Kentucky’s colleges and universities have made progress toward closing the education gap for students of color and students from low-income backgrounds and making their campuses more inclusive. Still, there is much room for improvement. To that end, the Kentucky Council on Postsecondary Education (CPE) implemented a new Policy for Diversity, Equity and Inclusion in 2018, applicable to state universities and the Kentucky Community & Technical College System (KCTCS).

The policy requires institutional leaders to create plans specific to their campus, to ensure that goals are attainable, focused on three key areas of improvement: Recruitment and enrollment of diverse students; Student progression and success; and Campus climate, inclusiveness and cultural competency. The Council scores progress annually on both quantitative and qualitative elements.

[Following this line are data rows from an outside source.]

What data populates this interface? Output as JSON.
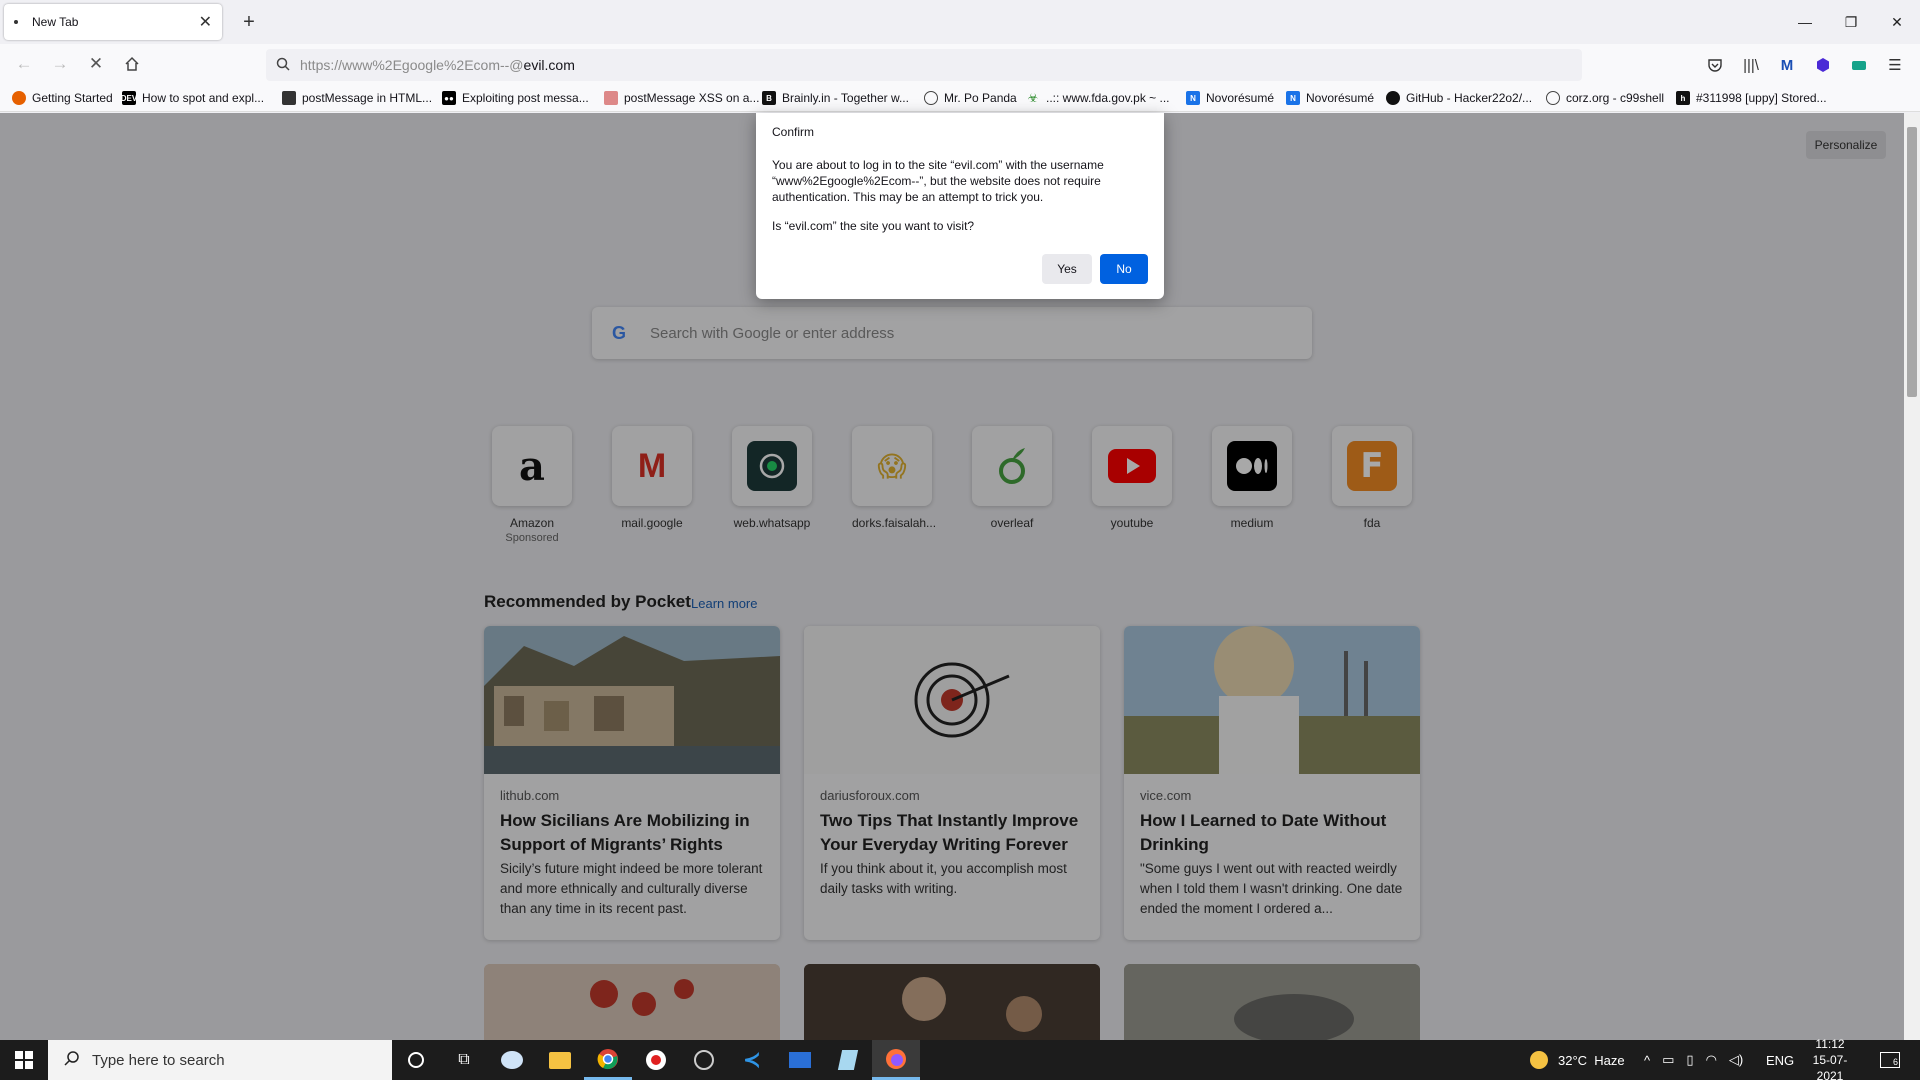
{
  "browser": {
    "tab_title": "New Tab",
    "url_prefix": "https://www%2Egoogle%2Ecom--@",
    "url_host": "evil.com"
  },
  "bookmarks": [
    {
      "label": "Getting Started",
      "icon": "firefox-icon",
      "color": "#e66000"
    },
    {
      "label": "How to spot and expl...",
      "icon": "dev-icon",
      "color": "#000000"
    },
    {
      "label": "postMessage in HTML...",
      "icon": "page-icon",
      "color": "#333333"
    },
    {
      "label": "Exploiting post messa...",
      "icon": "medium-icon",
      "color": "#000000"
    },
    {
      "label": "postMessage XSS on a...",
      "icon": "page-icon",
      "color": "#c44"
    },
    {
      "label": "Brainly.in - Together w...",
      "icon": "brainly-icon",
      "color": "#111111"
    },
    {
      "label": "Mr. Po Panda",
      "icon": "globe-icon",
      "color": "#444444"
    },
    {
      "label": "..:: www.fda.gov.pk ~ ...",
      "icon": "biohazard-icon",
      "color": "#2a8a2a"
    },
    {
      "label": "Novorésumé",
      "icon": "novoresume-icon",
      "color": "#1a73e8"
    },
    {
      "label": "Novorésumé",
      "icon": "novoresume-icon",
      "color": "#1a73e8"
    },
    {
      "label": "GitHub - Hacker22o2/...",
      "icon": "github-icon",
      "color": "#111111"
    },
    {
      "label": "corz.org - c99shell",
      "icon": "globe-icon",
      "color": "#444444"
    },
    {
      "label": "#311998 [uppy] Stored...",
      "icon": "hackerone-icon",
      "color": "#111111"
    }
  ],
  "content": {
    "personalize": "Personalize",
    "search_placeholder": "Search with Google or enter address",
    "top_sites": [
      {
        "label": "Amazon",
        "sub": "Sponsored",
        "icon": "amazon-icon"
      },
      {
        "label": "mail.google",
        "sub": "",
        "icon": "gmail-icon"
      },
      {
        "label": "web.whatsapp",
        "sub": "",
        "icon": "whatsapp-icon"
      },
      {
        "label": "dorks.faisalah...",
        "sub": "",
        "icon": "emoji-icon"
      },
      {
        "label": "overleaf",
        "sub": "",
        "icon": "overleaf-icon"
      },
      {
        "label": "youtube",
        "sub": "",
        "icon": "youtube-icon"
      },
      {
        "label": "medium",
        "sub": "",
        "icon": "medium-icon"
      },
      {
        "label": "fda",
        "sub": "",
        "icon": "fda-icon"
      }
    ],
    "pocket_heading": "Recommended by Pocket",
    "pocket_learn": "Learn more",
    "cards": [
      {
        "source": "lithub.com",
        "title": "How Sicilians Are Mobilizing in Support of Migrants’ Rights",
        "excerpt": "Sicily’s future might indeed be more tolerant and more ethnically and culturally diverse than any time in its recent past."
      },
      {
        "source": "dariusforoux.com",
        "title": "Two Tips That Instantly Improve Your Everyday Writing Forever",
        "excerpt": "If you think about it, you accomplish most daily tasks with writing."
      },
      {
        "source": "vice.com",
        "title": "How I Learned to Date Without Drinking",
        "excerpt": "\"Some guys I went out with reacted weirdly when I told them I wasn't drinking. One date ended the moment I ordered a..."
      }
    ]
  },
  "dialog": {
    "title": "Confirm",
    "message": "You are about to log in to the site “evil.com” with the username “www%2Egoogle%2Ecom--”, but the website does not require authentication. This may be an attempt to trick you.",
    "question": "Is “evil.com” the site you want to visit?",
    "yes": "Yes",
    "no": "No"
  },
  "taskbar": {
    "search_placeholder": "Type here to search",
    "weather": "32°C  Haze",
    "lang": "ENG",
    "time": "11:12",
    "date": "15-07-2021",
    "notifications": "6"
  }
}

If a campus does not score well, it will not be able to offer new degree programs.

At the CPE Council meeting in June, the Committee on Equal Opportunities presented results of its first comprehensive review of campus progress tied to the Kentucky Policy for Diversity, Equity and Inclusion. I’m pleased to share that, overwhelmingly, the reports showed that campuses were implementing their strategies with fidelity. We saw significant overall improvement in the success of our underrepresented minority population and some overall improvement with our low-income population.

The policy’s annual reporting format includes quantitative measurements of progress in the following areas:

  • Undergraduate and graduate enrollment of underrepresented minorities.
  • Graduation rates of underrepresented minority and low-income students.
  • Degrees and credentials awarded to underrepresented minority and low-income students.
  • Diversity of the campus workforce.
  • Reporting also includes a new qualitative narrative – a “lessons learned” section – that requires each campus to reflect on its progress in each area and discuss any changes they plan to make moving forward as a result.

Examples of campuses that stood out for their strategies for improvement:

Henderson Community College (HCC) – The campus’ goal was to increase visibility into the community. Staff worked with community leaders to gauge opinions of the campus’ diversity efforts and followed with an event targeted to attract African American and Hispanic residents. While increased community involvement helped attract African American students, HCC will ramp up its efforts for Hispanic students, who are a growing demographic in the service region.

Hazard Community and Technical College (HCTC) – In order to improve retention, HCTC shifted to a more personalized approach to advising, which featured more mentoring of minority students, as well as completion of an individualized completion (or graduation) plan. This helped both students and advisors track progress to graduation, as well as alert the advisors when a student was off track.

Northern Kentucky University (NKU) – The campus engaged 65 students, faculty and staff to serve on committees to develop NKU’s 2022 Inclusive Excellence Plan and metrics. To strengthen diversity efforts of the individual colleges, the campus implemented unit-level “inclusive excellence plans” that aligned with the university’s overarching plan. These plans helped focus efforts on marketing and communications to a variety of student demographics.

The policy introduced a new, broader definition of diversity, promoting the varied human characteristics, ideas, world views, and backgrounds of all people. During the plan development and review process, this new definition challenged campuses to reflect upon how they not only serve these various student groups, but also how they create culturally competent students, faculty and staff.

Kentucky is the only state in the nation to tie new academic program approval to outcomes of campus progress toward equal educational opportunity goals. Campuses not making sufficient progress toward these goals will work with the Committee on Equal Opportunities to develop plans and timelines for improvement.

Through the policy development and reporting process, we also learned some lessons as to how a statewide policy plays out on Kentucky’s campuses. The analysis of strategy effectiveness and lessons learned were not as robust as we had hoped in some instances, and through our own reflection, we realized that providing training to the campuses on our expectations in this regard and how reports could be best written would have been of significant value. We are working to develop this training now so that we may provide it in the fall.

Continuous improvement is the ultimate goal. In today’s fiscal environment, it is extremely important to ensure that we are allocating resources to the best ways possible. Through reflection, campuses can make informed decisions on whether or not a strategy should be continued, expanded, redesigned or completely discontinued. The only way to improve on anything you do is through reflection. We wanted to make sure to build this into the annual review process, not only for the sake of the campus implementing the strategy, but also for staff from other campuses who can learn from these experiences.  The thoughtfulness and desire to do good work in these areas was clearly present, and the fact that we are systematically capturing it is a win for the state.

The policy’s addition of equity and inclusion takes campus diversity to the next step of creating an open and accepting environment that aids student success. Equity ensures that all have equal access to our institutions and academic programs. Inclusion ensures that, once access is provided and students are on our campuses, they are in an environment where they can be comfortable regardless of their background. It is very difficult to be successful and focus on the challenge that is a college curriculum unless you are in a place where you feel supported.  With equal opportunity and an inclusive environment, we are confident that the rates of success for all students will improve, particularly those of our historically underserved populations.

Travis Powell is Vice President and General Counsel at the Kentucky Council on Postsecondary Education. Powell directly oversees the Council’s areas of Diversity, Equity, and Inclusion.